Ia mengungkapkan, perpanjangan kontrak PPPK tidak berjalan secara otomatis, sebaliknya pemberhentian maupun perpanjangan masa kerja PPPK dilakukan berdasarkan evaluasi atau penilaian kerja, kebutuhan instansi dan tingkat capaian pemenuhan target kinerja.
Di sisi lain, senator Papua Barat itu menekankan, dengan adanya efisiensi pemda dapat meminimalisir kemungkinan pemborosan dana dan berfokus pada alokasi dana lebih banyak pada program-program prioritas. Selain itu, dengan adanya keterbatasan anggaran akan mendorong pemda bertindak kritis dan kreatif dalam menyusun program, misalnya dengan pemanfaatan teknologi digital dalam pelayanan publik.
“Hemat saya, efisiensi anggaran menjadi pemacu daerah untuk lebih efektif dan tentu efisien menentukan pemangkasan anggaran yang lebih rasional. Maka, kita berharap kebutuhan dasar di sektor pendidikan dan kesehatan dapat diinventarisasi, dikaji mendalam dan diprioritaskan demi layanan publik yang maksimal,” katanya.
“Di era digitalisasi saat ini, maka inovasi pelayanan publik dengan integrasi teknologi informasi dan komunikasi dapat menyederhanakan atau meminimalisir rantai administrasi, mempermudah kerja birokrasi serta mencegah peluang-peluang pungli.

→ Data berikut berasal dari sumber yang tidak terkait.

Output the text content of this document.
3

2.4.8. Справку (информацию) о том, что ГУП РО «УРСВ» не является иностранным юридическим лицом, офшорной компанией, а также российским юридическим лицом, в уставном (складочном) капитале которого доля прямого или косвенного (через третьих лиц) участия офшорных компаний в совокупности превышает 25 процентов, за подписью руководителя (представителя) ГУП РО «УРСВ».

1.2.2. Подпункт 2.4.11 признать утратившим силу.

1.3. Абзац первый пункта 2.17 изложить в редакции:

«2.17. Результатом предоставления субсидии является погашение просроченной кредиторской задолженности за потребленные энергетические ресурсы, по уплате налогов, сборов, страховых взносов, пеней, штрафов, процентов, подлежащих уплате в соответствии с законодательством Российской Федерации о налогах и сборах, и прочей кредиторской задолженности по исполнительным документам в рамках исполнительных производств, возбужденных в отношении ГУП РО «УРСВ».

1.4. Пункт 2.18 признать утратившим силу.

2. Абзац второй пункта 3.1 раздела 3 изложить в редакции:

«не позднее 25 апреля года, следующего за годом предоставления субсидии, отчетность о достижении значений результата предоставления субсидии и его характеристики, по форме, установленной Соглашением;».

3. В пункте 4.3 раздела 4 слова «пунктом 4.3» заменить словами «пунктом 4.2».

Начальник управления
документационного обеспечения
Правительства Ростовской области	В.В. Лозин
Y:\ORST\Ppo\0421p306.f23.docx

Jadi pemda akan berpeluang lebih kreatif, modern dan praktis dalam memberikan layanan publik dan lainnya,” sebut Pace Jas Merah ini.
Sebagaimana diketahui, Gubernur Bengkulu, Helmi Hasan menerbitkan Surat Edaran (SE) Nomor B.800/1/BKD/2026. SE Gubernur Bengkulu tersebut berisi imbauan kepada seluruh bupati dan wali kota di provinsi itu untuk tidak melakukan PHK terhadap Pegawai Pemerintah dengan Perjanjian Kerja (PPPK), termasuk PPPK paruh waktu (P3K PW).
SE Nomor B.800/1/BKD/2026 tersebut diterbitkan pada 1 April 2026 sebagai tindak lanjut hasil rapat virtual antara Gubernur Bengkulu dan kepala daerah kabupaten/kota.
“Menegaskan bahwa pemerintah daerah tidak diperkenankan memberhentikan PPPK dengan alasan efisiensi anggaran maupun pelaksanaan Undang-Undang Nomor 1 Tahun 2022 tentang Hubungan Keuangan antara Pemerintah Pusat dan Pemerintah Daerah,” kata Gubernur Bengkulu Helmi Hasan lewat edarannya di Bengkulu, Rabu (1/4).
“Pemberhentian PPPK tidak boleh dilakukan kecuali berdasarkan alasan yang sesuai dengan ketentuan peraturan perundang-undangan yang berlaku,” kata dia.
Sementara itu, pemda diminta mengambil langkah-langkah strategis dalam menekan belanja pegawai dengan tetap mengacu pada ketentuan yang berlaku tanpa mengorbankan keberlangsungan tenaga PPPK. Kebijakan tersebut dinilai sebagai upaya menjaga stabilitas tenaga kerja di lingkungan pemerintahan sekaligus memastikan pelayanan publik tetap berjalan optimal.